CANADA FX DEBT-C$ firms but investors keep eye on Fed policy

* Canadian dollar at C$1.0593 or 94.40 U.S. cents
    * Bond prices lower across the maturity curve

    By Leah Schnurr
    TORONTO, Dec 11 (Reuters) - The Canadian dollar strengthened
against the greenback on Wednesday as a lack of data and recent
stabilization in oil prices gave the loonie some relief after
last week's rout.
    While the loonie has recovered some ground this week after
hitting a 3-1/2-year low, analysts expect the currency will
trade in a range heading into next week's meeting of Federal
Reserve policymakers, which is expected to shed light on the
path of U.S. monetary policy.
    "It was just time for a little bit of a pullback until we
see what the next round of data and discussions look like," said
Don Mikolich, executive director of foreign exchange sales at
CIBC World Markets in Toronto.
    "Most forecasts seem to be calling for C$1.06 and above for
the next quarter or so. Any movement lower here is seen as
temporary relative to a major change in direction."
    The Canadian dollar was at C$1.0593 to the
greenback, or 94.40 U.S. cents, stronger than Tuesday's close of
C$1.0603 , or 94.31 U.S. cents.
    Although oil prices were down modestly on Wednesday, crude
has firmed since the beginning of the month, lending support to
the commodity-sensitive loonie. 
    Since trading as far as C$1.0708 last week, the currency has
risen by more than 1 percent. Still, the Canadian dollar is down
nearly 3 percent since late October when the Bank of Canada
first dropped its rate-hike bias.
    The major focus for markets has been when the Fed will start
to reduce its stimulative bond-buying program. Investors are
trying to gauge whether the central bank will announce the wind
down next week or hold off until the new year.
    The Fed is currently buying $85 billion a month in bonds as
part of its quantitative easing, or "QE", program as it tries to
keep borrowing costs low to boost the economic recovery.
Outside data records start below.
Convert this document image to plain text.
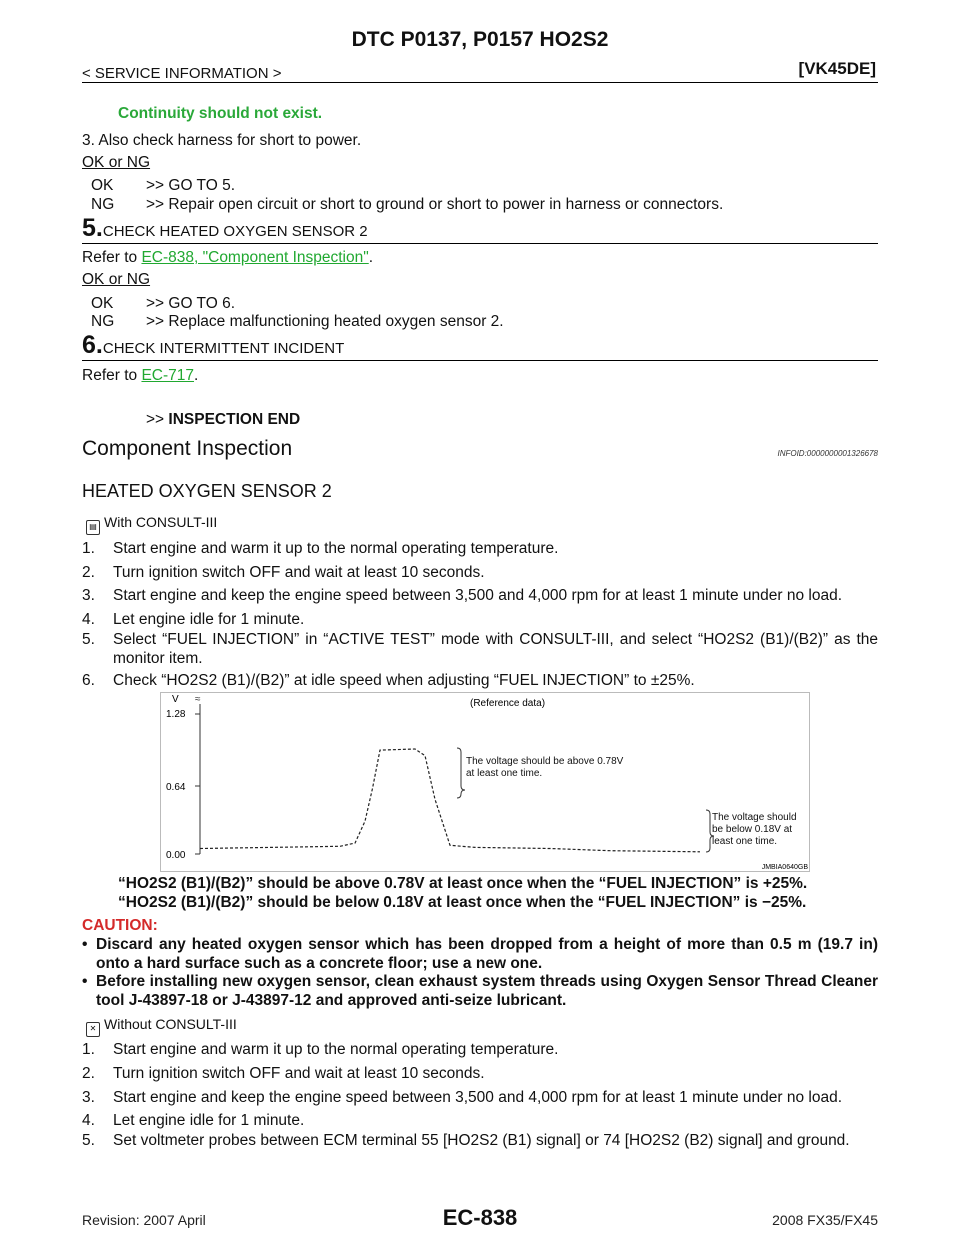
DTC P0137, P0157 HO2S2
< SERVICE INFORMATION >	[VK45DE]
Continuity should not exist.
3. Also check harness for short to power.
OK or NG
OK >> GO TO 5.
NG >> Repair open circuit or short to ground or short to power in harness or connectors.
5.CHECK HEATED OXYGEN SENSOR 2
Refer to EC-838, "Component Inspection".
OK or NG
OK >> GO TO 6.
NG >> Replace malfunctioning heated oxygen sensor 2.
6.CHECK INTERMITTENT INCIDENT
Refer to EC-717.
>> INSPECTION END
Component Inspection	INFOID:0000000001326678
HEATED OXYGEN SENSOR 2
▤ With CONSULT-III
1. Start engine and warm it up to the normal operating temperature.
2. Turn ignition switch OFF and wait at least 10 seconds.
3. Start engine and keep the engine speed between 3,500 and 4,000 rpm for at least 1 minute under no load.
4. Let engine idle for 1 minute.
5. Select “FUEL INJECTION” in “ACTIVE TEST” mode with CONSULT-III, and select “HO2S2 (B1)/(B2)” as the monitor item.
6. Check “HO2S2 (B1)/(B2)” at idle speed when adjusting “FUEL INJECTION” to ±25%.
V ≈
1.28
0.64
0.00
(Reference data)
The voltage should be above 0.78V at least one time.
The voltage should be below 0.18V at least one time.
JMBIA0640GB
“HO2S2 (B1)/(B2)” should be above 0.78V at least once when the “FUEL INJECTION” is +25%.
“HO2S2 (B1)/(B2)” should be below 0.18V at least once when the “FUEL INJECTION” is −25%.
CAUTION:
• Discard any heated oxygen sensor which has been dropped from a height of more than 0.5 m (19.7 in) onto a hard surface such as a concrete floor; use a new one.
• Before installing new oxygen sensor, clean exhaust system threads using Oxygen Sensor Thread Cleaner tool J-43897-18 or J-43897-12 and approved anti-seize lubricant.
✕ Without CONSULT-III
1. Start engine and warm it up to the normal operating temperature.
2. Turn ignition switch OFF and wait at least 10 seconds.
3. Start engine and keep the engine speed between 3,500 and 4,000 rpm for at least 1 minute under no load.
4. Let engine idle for 1 minute.
5. Set voltmeter probes between ECM terminal 55 [HO2S2 (B1) signal] or 74 [HO2S2 (B2) signal] and ground.
Revision: 2007 April	EC-838	2008 FX35/FX45
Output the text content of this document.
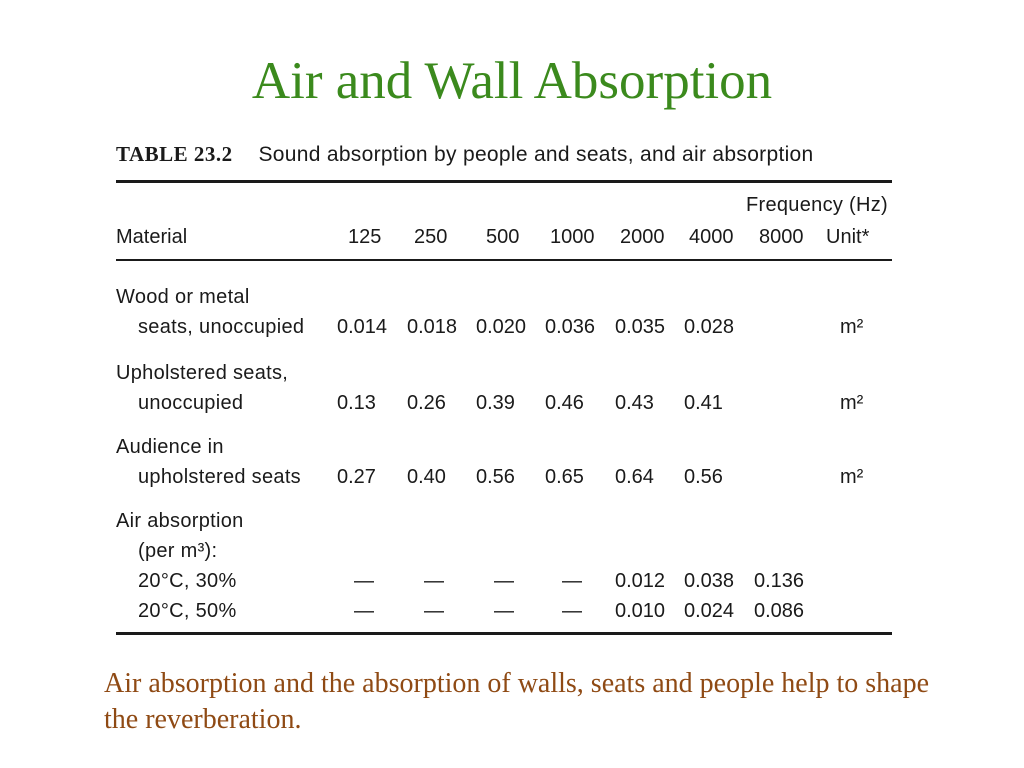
Air and Wall Absorption
TABLE 23.2 Sound absorption by people and seats, and air absorption
Frequency (Hz)
Material	125 250 500 1000 2000 4000 8000 Unit*
Wood or metal
seats, unoccupied 0.014 0.018 0.020 0.036 0.035 0.028	m²
Upholstered seats,
unoccupied	0.13 0.26 0.39 0.46 0.43 0.41	m²
Audience in
upholstered seats 0.27 0.40 0.56 0.65 0.64 0.56	m²
Air absorption
(per m³):
20°C, 30%	—	—	— — 0.012 0.038 0.136
20°C, 50%	—	—	— — 0.010 0.024 0.086
Air absorption and the absorption of walls, seats and people help to shape the reverberation.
    A faster timetable for the Fed is seen as a negative for the
Canadian dollar as the move is expected to reduce risk appetite
and benefit the U.S. currency.
    A dovish stance from the Bank of Canada is also expected to
weigh on the Canadian dollar in the long-term. Bank of Canada
Governor Stephen Poloz is scheduled to give a speech on Thursday
on "Monetary Policy as Risk Management".
    Canadian government bond prices were lower across the
maturity curve, with the two-year off 1.7 Canadian
cent to yield 1.087 percent and the benchmark 10-year
 down 7 Canadian cents to yield 2.623 percent.